Increased Cloud Adoption Is Driving Data Security: Gartner
Rapid growth in cloud adoption is driving increased interest in securing data, applications, and workloads that now exist in a cloud computing environment states a study by Gartner.
“Security continues to be the most commonly cited reason for avoiding the use of public cloud,” said Jay Heiser, research vice president at Gartner. “Yet paradoxically, the organizations already using the public cloud consider security to be one of the primary benefits.”
The attack resistance of the majority of cloud service providers has not proven to be a major weakness so far, but customers of these services may not know how to use them securely.
Disaster recovery as a service (DRaaS) is in the early stages of maturity, with around 20-50 percent market penetration. Early adopters are typically smaller organizations with fewer than 100 employees, which lacked a recovery data center, experienced IT staff and specialized skills needed to manage a DR program on their own, said the study. It further said that private cloud computing is used when organizations want to the benefits of public cloud — such as IT agility to drive business value and growth — but aren’t able to find cloud services that meet their needs in terms of regulatory requirements, functionality or intellectual property protection. The use of third-party specialists for building private clouds is growing rapidly because the cost and complexity of building a true private cloud can be high.
Data loss protection (DLP) is perceived as an effective way to prevent accidental disclosure of regulated information and intellectual property. In practice, it has proved more useful in helping identify undocumented or broken business processes that lead to accidental data disclosures, and providing education on policies and procedures.
Organizations with realistic expectations find this technology significantly reduces unintentional leakage of sensitive data. It is relatively easy, however, for a determined insider or motivated outsider to circumvent, noted the study. Infrastructure as a service (IaaS) container encryption is a way for organizations to protect their data held with cloud providers.
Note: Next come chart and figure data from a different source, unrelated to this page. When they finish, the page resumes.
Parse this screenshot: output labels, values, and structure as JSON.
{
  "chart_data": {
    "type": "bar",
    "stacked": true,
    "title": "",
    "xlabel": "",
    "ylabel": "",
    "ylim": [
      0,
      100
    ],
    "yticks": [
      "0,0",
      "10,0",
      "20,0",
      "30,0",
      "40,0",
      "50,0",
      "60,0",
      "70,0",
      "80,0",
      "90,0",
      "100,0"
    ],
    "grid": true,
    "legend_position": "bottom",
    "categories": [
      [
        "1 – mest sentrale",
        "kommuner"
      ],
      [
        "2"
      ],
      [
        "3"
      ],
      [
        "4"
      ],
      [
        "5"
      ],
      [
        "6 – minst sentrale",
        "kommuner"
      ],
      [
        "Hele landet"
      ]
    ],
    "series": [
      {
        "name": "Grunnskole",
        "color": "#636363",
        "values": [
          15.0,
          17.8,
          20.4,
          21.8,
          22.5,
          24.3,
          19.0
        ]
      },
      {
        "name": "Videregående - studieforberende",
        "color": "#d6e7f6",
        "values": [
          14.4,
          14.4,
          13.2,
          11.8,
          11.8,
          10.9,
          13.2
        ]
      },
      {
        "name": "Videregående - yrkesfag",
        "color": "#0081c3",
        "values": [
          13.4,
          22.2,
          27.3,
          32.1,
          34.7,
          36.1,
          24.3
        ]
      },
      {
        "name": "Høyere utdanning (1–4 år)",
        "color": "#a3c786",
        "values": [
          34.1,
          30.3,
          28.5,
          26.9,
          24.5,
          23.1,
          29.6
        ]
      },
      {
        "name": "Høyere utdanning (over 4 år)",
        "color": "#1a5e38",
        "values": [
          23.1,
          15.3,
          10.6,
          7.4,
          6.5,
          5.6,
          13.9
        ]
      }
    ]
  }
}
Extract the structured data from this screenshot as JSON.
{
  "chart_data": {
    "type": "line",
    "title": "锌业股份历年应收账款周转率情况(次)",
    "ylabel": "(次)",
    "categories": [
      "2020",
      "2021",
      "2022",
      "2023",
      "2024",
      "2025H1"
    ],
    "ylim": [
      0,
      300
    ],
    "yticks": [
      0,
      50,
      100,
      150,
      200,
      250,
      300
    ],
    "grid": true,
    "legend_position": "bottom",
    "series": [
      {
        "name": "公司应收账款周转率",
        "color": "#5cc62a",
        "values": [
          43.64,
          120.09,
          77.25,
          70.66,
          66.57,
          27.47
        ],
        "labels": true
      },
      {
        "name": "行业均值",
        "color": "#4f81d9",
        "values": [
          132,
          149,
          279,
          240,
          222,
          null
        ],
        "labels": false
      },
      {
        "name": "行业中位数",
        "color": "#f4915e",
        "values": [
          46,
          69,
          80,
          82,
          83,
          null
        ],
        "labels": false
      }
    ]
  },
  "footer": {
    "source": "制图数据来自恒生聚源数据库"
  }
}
It’s a similar approach to encrypting a hard drive on a laptop, but it is applied to the data from an entire process or application held in the cloud, it said.
“Understanding the relative maturity and effectiveness of new cloud security technologies and services will help security professionals reorient their role toward business enablement,” said Heiser. “This means helping an organization’s IT users to procure, access and manage cloud services for their own needs in a secure and efficient way.”